Sarawak is a Malaysian state on the island of Borneo, with the fastest rates of logging from around 20 years ago, threatening not only the forests but the culture and survival of tribal peoples including one of the world's last tribes of nomadic hunter-gathers, the gentle, peaceful Penan. As part of the global protest movement I campaigned for an end to tropical timber waste in the largest market, Japan, and tried to support the Penan by sharing their message globally. In an act of urgency and desperation to get international attention focussed on the issue and in solidarity with the hundreds of Penan who had been arrested for peacefully blockading the logging roads over many years, 8 of us (from Australia, the UK, the USA and Germany) climbed up cranes to stop them loading logs onto ships bound for Japan in 1991 - I brought my guitar and sang (no small feat at the top of a crane!). As a result we were jailed for up to 2 months in Malaysia for 'criminal trespass with intention to annoy'. The authorities called us 'eco-terrorists', local legal representatives supported us, the Penan people perhaps sensed some brief empowerment, Malaysian NGOs distanced themselves from these hot headed foreign activists and the logging continued faster than ever...After jail time we were deported and told never allowed to return...I returned quietly over the border from Indonesia about a year later but felt ineffective in helping...I campaigned in Japan, New Zealand, Australia, Sweden, Finland, Canada...but the logging continued, morphing into palm oil plantations as the easiest areas to access were logged out...finally I realised there was no way to truly protect any forest or people anywhere in the world without changing our economic structure - we need to fundamentally change our way of thinking and our way of living...so that's what I've been trying to do, and that's why it has been over 20 years since I visited Sarawak.
 
Back to the forest
(December 16, 2012)

I'm sitting on the banks of the Limbang river watching Pacha and Yani jump in along with a bunch of Penan children. We are in L. Gita - a small semi settlement of some 10 families. Every so often from a different direction one or two other Penan drift in - the word had gotten out that it is time for a gathering.

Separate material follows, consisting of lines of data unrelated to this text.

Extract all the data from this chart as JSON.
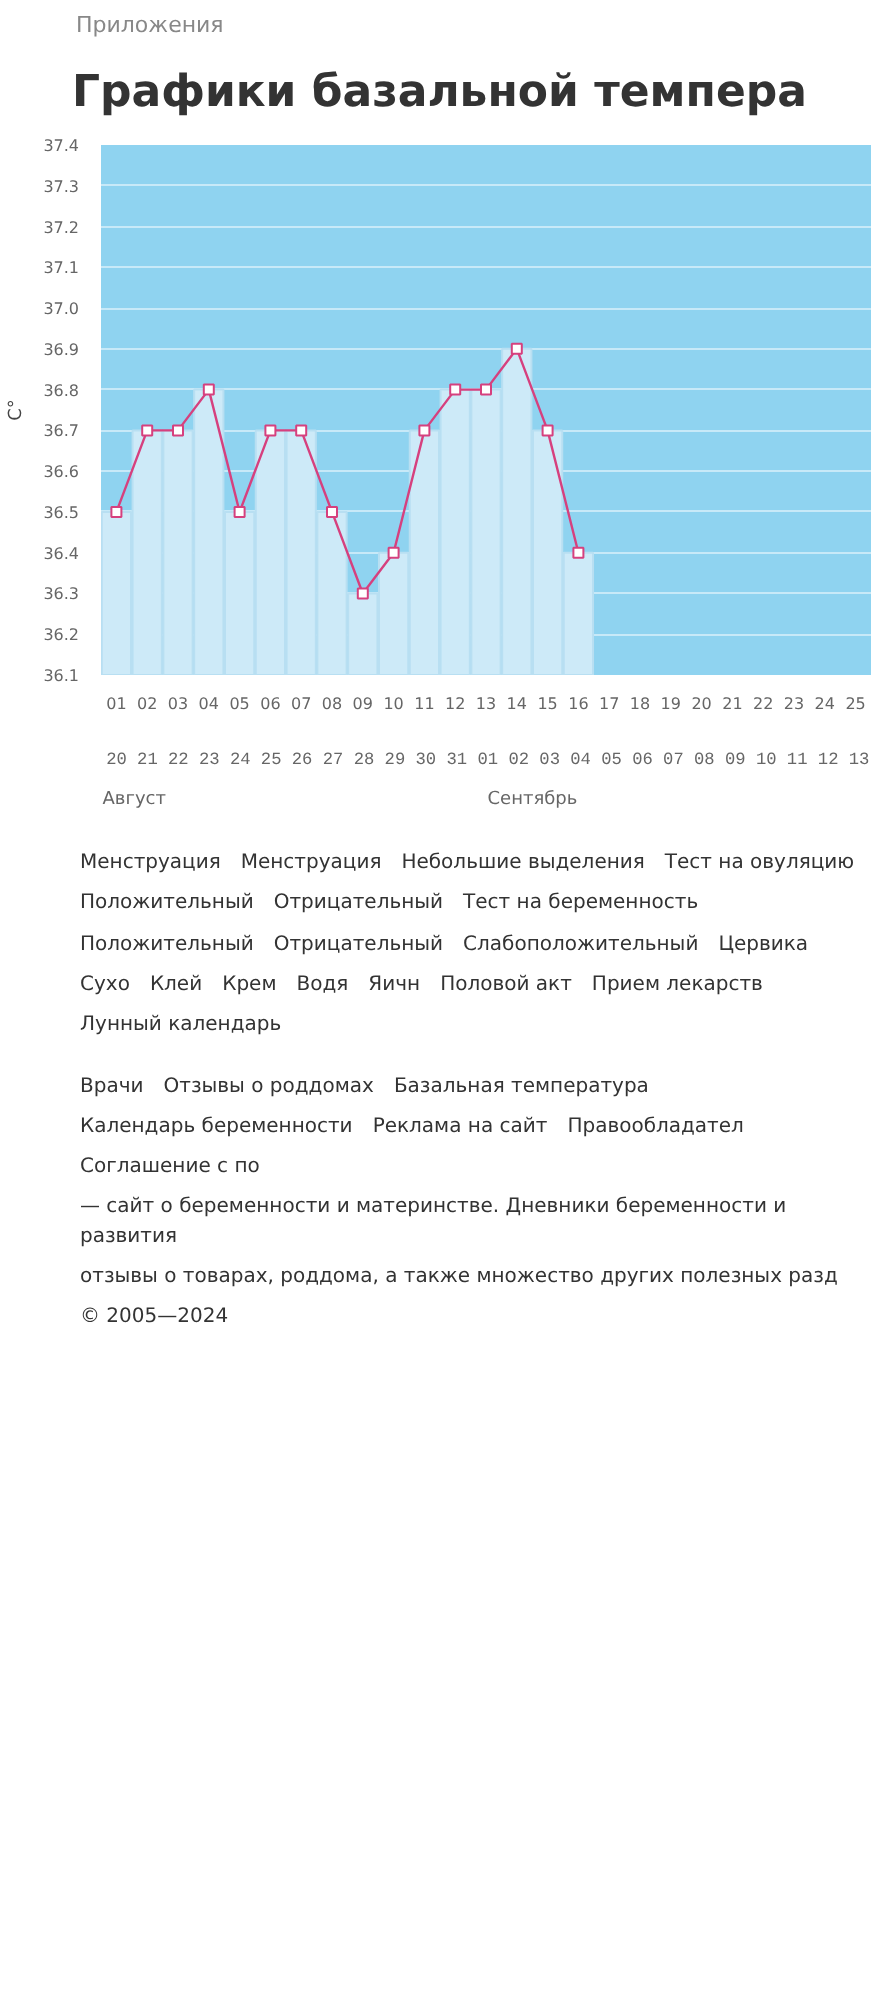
{
  "chart_data": [
    {
      "type": "bar",
      "title": "Графики базальной темпера",
      "subtitle": "Приложения",
      "ylabel": "C°",
      "categories": [
        "01",
        "02",
        "03",
        "04",
        "05",
        "06",
        "07",
        "08",
        "09",
        "10",
        "11",
        "12",
        "13",
        "14",
        "15",
        "16",
        "17",
        "18",
        "19",
        "20",
        "21",
        "22",
        "23",
        "24",
        "25"
      ],
      "series": [
        {
          "type": "bar",
          "color": "#cdeaf8",
          "values": [
            36.5,
            36.7,
            36.7,
            36.8,
            36.5,
            36.7,
            36.7,
            36.5,
            36.3,
            36.4,
            36.7,
            36.8,
            36.8,
            36.9,
            36.7,
            36.4,
            null,
            null,
            null,
            null,
            null,
            null,
            null,
            null,
            null
          ]
        },
        {
          "type": "line",
          "color": "#d6407e",
          "marker": "square",
          "values": [
            36.5,
            36.7,
            36.7,
            36.8,
            36.5,
            36.7,
            36.7,
            36.5,
            36.3,
            36.4,
            36.7,
            36.8,
            36.8,
            36.9,
            36.7,
            36.4,
            null,
            null,
            null,
            null,
            null,
            null,
            null,
            null,
            null
          ]
        }
      ],
      "ylim": [
        36.1,
        37.4
      ],
      "yticks": [
        36.1,
        36.2,
        36.3,
        36.4,
        36.5,
        36.6,
        36.7,
        36.8,
        36.9,
        {
          "value": 37.0,
          "label": "37.0"
        },
        37.1,
        37.2,
        37.3,
        37.4
      ],
      "grid": "y",
      "annotations": [
        "20 21 22 23 24 25 26 27 28 29 30 31 01 02 03 04 05 06 07 08 09 10 11 12 13",
        "Август",
        "Сентябрь"
      ]
    },
    {
      "type": "other",
      "annotations": [
        "Менструация",
        "Менструация",
        "Небольшие выделения",
        "Тест на овуляцию",
        "Положительный",
        "Отрицательный",
        "Тест на беременность",
        "Положительный",
        "Отрицательный",
        "Слабоположительный",
        "Цервика",
        "Сухо",
        "Клей",
        "Крем",
        "Водя",
        "Яичн",
        "Половой акт",
        "Прием лекарств",
        "Лунный календарь"
      ]
    },
    {
      "type": "other",
      "annotations": [
        "Врачи",
        "Отзывы о роддомах",
        "Базальная температура",
        "Календарь беременности",
        "Реклама на сайт",
        "Правообладател",
        "Соглашение с по",
        "— сайт о беременности и материнстве. Дневники беременности и развития",
        "отзывы о товарах, роддома, а также множество других полезных разд",
        "© 2005—2024"
      ]
    }
  ]
}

Yesterday we travelled by 4wheel drive from Lawas - time becoming irrelevant as we wait till things are ready before gathering in prayer for good blessings before we go.

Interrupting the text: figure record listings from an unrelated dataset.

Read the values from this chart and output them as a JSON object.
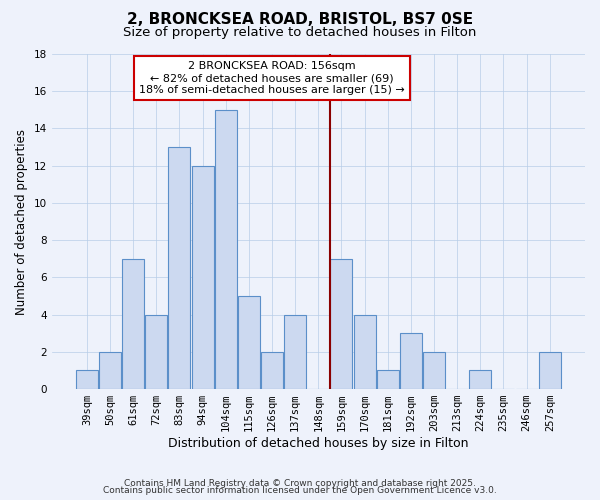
{
  "title": "2, BRONCKSEA ROAD, BRISTOL, BS7 0SE",
  "subtitle": "Size of property relative to detached houses in Filton",
  "xlabel": "Distribution of detached houses by size in Filton",
  "ylabel": "Number of detached properties",
  "bar_labels": [
    "39sqm",
    "50sqm",
    "61sqm",
    "72sqm",
    "83sqm",
    "94sqm",
    "104sqm",
    "115sqm",
    "126sqm",
    "137sqm",
    "148sqm",
    "159sqm",
    "170sqm",
    "181sqm",
    "192sqm",
    "203sqm",
    "213sqm",
    "224sqm",
    "235sqm",
    "246sqm",
    "257sqm"
  ],
  "bar_values": [
    1,
    2,
    7,
    4,
    13,
    12,
    15,
    5,
    2,
    4,
    0,
    7,
    4,
    1,
    3,
    2,
    0,
    1,
    0,
    0,
    2
  ],
  "bar_color": "#ccd9f0",
  "bar_edge_color": "#5b8fc9",
  "background_color": "#eef2fb",
  "grid_color": "#b8cde8",
  "vline_x": 10.5,
  "vline_color": "#8b0000",
  "ylim": [
    0,
    18
  ],
  "yticks": [
    0,
    2,
    4,
    6,
    8,
    10,
    12,
    14,
    16,
    18
  ],
  "annotation_title": "2 BRONCKSEA ROAD: 156sqm",
  "annotation_line1": "← 82% of detached houses are smaller (69)",
  "annotation_line2": "18% of semi-detached houses are larger (15) →",
  "annotation_box_facecolor": "#ffffff",
  "annotation_border_color": "#cc0000",
  "footer1": "Contains HM Land Registry data © Crown copyright and database right 2025.",
  "footer2": "Contains public sector information licensed under the Open Government Licence v3.0.",
  "title_fontsize": 11,
  "subtitle_fontsize": 9.5,
  "xlabel_fontsize": 9,
  "ylabel_fontsize": 8.5,
  "tick_fontsize": 7.5,
  "annotation_fontsize": 8,
  "footer_fontsize": 6.5
}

Our journey was blessed - fine, clear weather as we catch an unobscured glimpse of the sacred Batu Lawi, the last destination of our friend Bruno Manser...Memories of the many visits to this place come flooding back, tears and appreciation...the logging trucks keep coming...communities here have also been fighting the Petronus company that has laid a pipe line under the ground from KK to Bintulu - in it's wake a scar the breadth of Sarawak maybe...

We saw many good omens: a tiny sun shower, flocks of swallows on the river, sound of kowai, hornbill and clouds in the shape of s hummingbird...it reminded me to share this story here...

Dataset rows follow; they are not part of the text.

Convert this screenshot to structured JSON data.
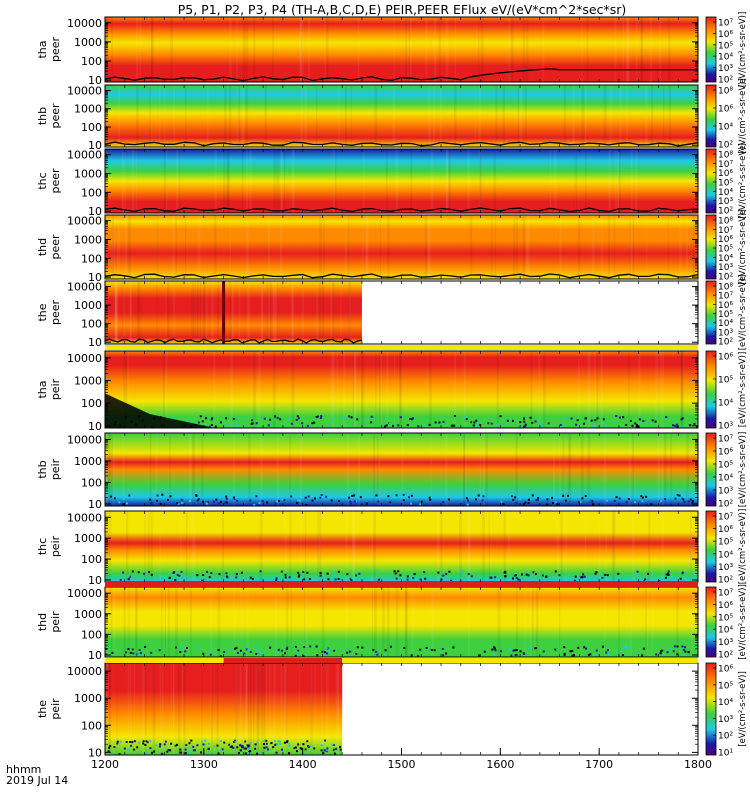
{
  "title": "P5, P1, P2, P3, P4 (TH-A,B,C,D,E) PEIR,PEER EFlux eV/(eV*cm^2*sec*sr)",
  "footer": {
    "time_label": "hhmm",
    "date_label": "2019 Jul 14"
  },
  "colors": {
    "low": "#1a1aa0",
    "mid_low": "#1ec8e6",
    "mid": "#3ed03e",
    "mid_high": "#f5e600",
    "high": "#ff8a00",
    "max": "#e61e1e",
    "fill_black": "#000000",
    "bar_yellow": "#f3e600",
    "bar_red": "#dc1e1e"
  },
  "chart_data": {
    "type": "heatmap",
    "x_axis": {
      "range": [
        1200,
        1800
      ],
      "ticks": [
        "1200",
        "1300",
        "1400",
        "1500",
        "1600",
        "1700",
        "1800"
      ]
    },
    "y_axis": {
      "scale": "log",
      "range": [
        8,
        20000
      ],
      "ticks": [
        "10",
        "100",
        "1000",
        "10000"
      ],
      "unit": "eV"
    },
    "panels": [
      {
        "ylabel": [
          "tha",
          "peer"
        ],
        "colorbar_ticks": [
          "10²",
          "10³",
          "10⁴",
          "10⁵",
          "10⁶",
          "10⁷"
        ],
        "colorbar_label": "[eV/(cm²-s-sr-eV)]",
        "data_end": 1800
      },
      {
        "ylabel": [
          "thb",
          "peer"
        ],
        "colorbar_ticks": [
          "10²",
          "10⁴",
          "10⁶",
          "10⁸"
        ],
        "colorbar_label": "[eV/(cm²-s-sr-eV)]",
        "data_end": 1800
      },
      {
        "ylabel": [
          "thc",
          "peer"
        ],
        "colorbar_ticks": [
          "10²",
          "10³",
          "10⁴",
          "10⁵",
          "10⁶",
          "10⁷",
          "10⁸"
        ],
        "colorbar_label": "[eV/(cm²-s-sr-eV)]",
        "data_end": 1800
      },
      {
        "ylabel": [
          "thd",
          "peer"
        ],
        "colorbar_ticks": [
          "10²",
          "10³",
          "10⁴",
          "10⁵",
          "10⁶",
          "10⁷",
          "10⁸"
        ],
        "colorbar_label": "[eV/(cm²-s-sr-eV)]",
        "data_end": 1800
      },
      {
        "ylabel": [
          "the",
          "peer"
        ],
        "colorbar_ticks": [
          "10²",
          "10³",
          "10⁴",
          "10⁵",
          "10⁶",
          "10⁷",
          "10⁸"
        ],
        "colorbar_label": "[eV/(cm²-s-sr-eV)]",
        "data_end": 1460
      },
      {
        "ylabel": [
          "tha",
          "peir"
        ],
        "colorbar_ticks": [
          "10³",
          "10⁴",
          "10⁵",
          "10⁶"
        ],
        "colorbar_label": "[eV/(cm²-s-sr-eV)]",
        "data_end": 1800
      },
      {
        "ylabel": [
          "thb",
          "peir"
        ],
        "colorbar_ticks": [
          "10²",
          "10³",
          "10⁴",
          "10⁵",
          "10⁶",
          "10⁷"
        ],
        "colorbar_label": "[eV/(cm²-s-sr-eV)]",
        "data_end": 1800
      },
      {
        "ylabel": [
          "thc",
          "peir"
        ],
        "colorbar_ticks": [
          "10²",
          "10³",
          "10⁴",
          "10⁵",
          "10⁶",
          "10⁷"
        ],
        "colorbar_label": "[eV/(cm²-s-sr-eV)]",
        "data_end": 1800
      },
      {
        "ylabel": [
          "thd",
          "peir"
        ],
        "colorbar_ticks": [
          "10²",
          "10³",
          "10⁴",
          "10⁵",
          "10⁶",
          "10⁷"
        ],
        "colorbar_label": "[eV/(cm²-s-sr-eV)]",
        "data_end": 1800
      },
      {
        "ylabel": [
          "the",
          "peir"
        ],
        "colorbar_ticks": [
          "10¹",
          "10²",
          "10³",
          "10⁴",
          "10⁵",
          "10⁶"
        ],
        "colorbar_label": "[eV/(cm²-s-sr-eV)]",
        "data_end": 1440
      }
    ],
    "status_bars": [
      {
        "segments": [
          {
            "from": 1200,
            "to": 1800,
            "color": "yellow"
          }
        ]
      },
      {
        "segments": [
          {
            "from": 1200,
            "to": 1800,
            "color": "red"
          }
        ]
      },
      {
        "segments": [
          {
            "from": 1200,
            "to": 1320,
            "color": "yellow"
          },
          {
            "from": 1320,
            "to": 1440,
            "color": "red"
          },
          {
            "from": 1440,
            "to": 1800,
            "color": "yellow"
          }
        ]
      }
    ]
  }
}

We slept on the wooden floor last night - Yani complaining in the morning - but somehow we slept ok. They have had so much fun with the kids and with the pet monkeys, wild boar and kittens around the place.
The river is glorious...

Meeting later in the afternoon recalling old stories - a man remembered that he had been the boy of around 10 years old that had been with us when we met the barking deer that gave me my Penan name.

I sang the old protest songs, we talked about the sadness of how much was lost, but how we were determined to continue - our children would need to keep the struggle.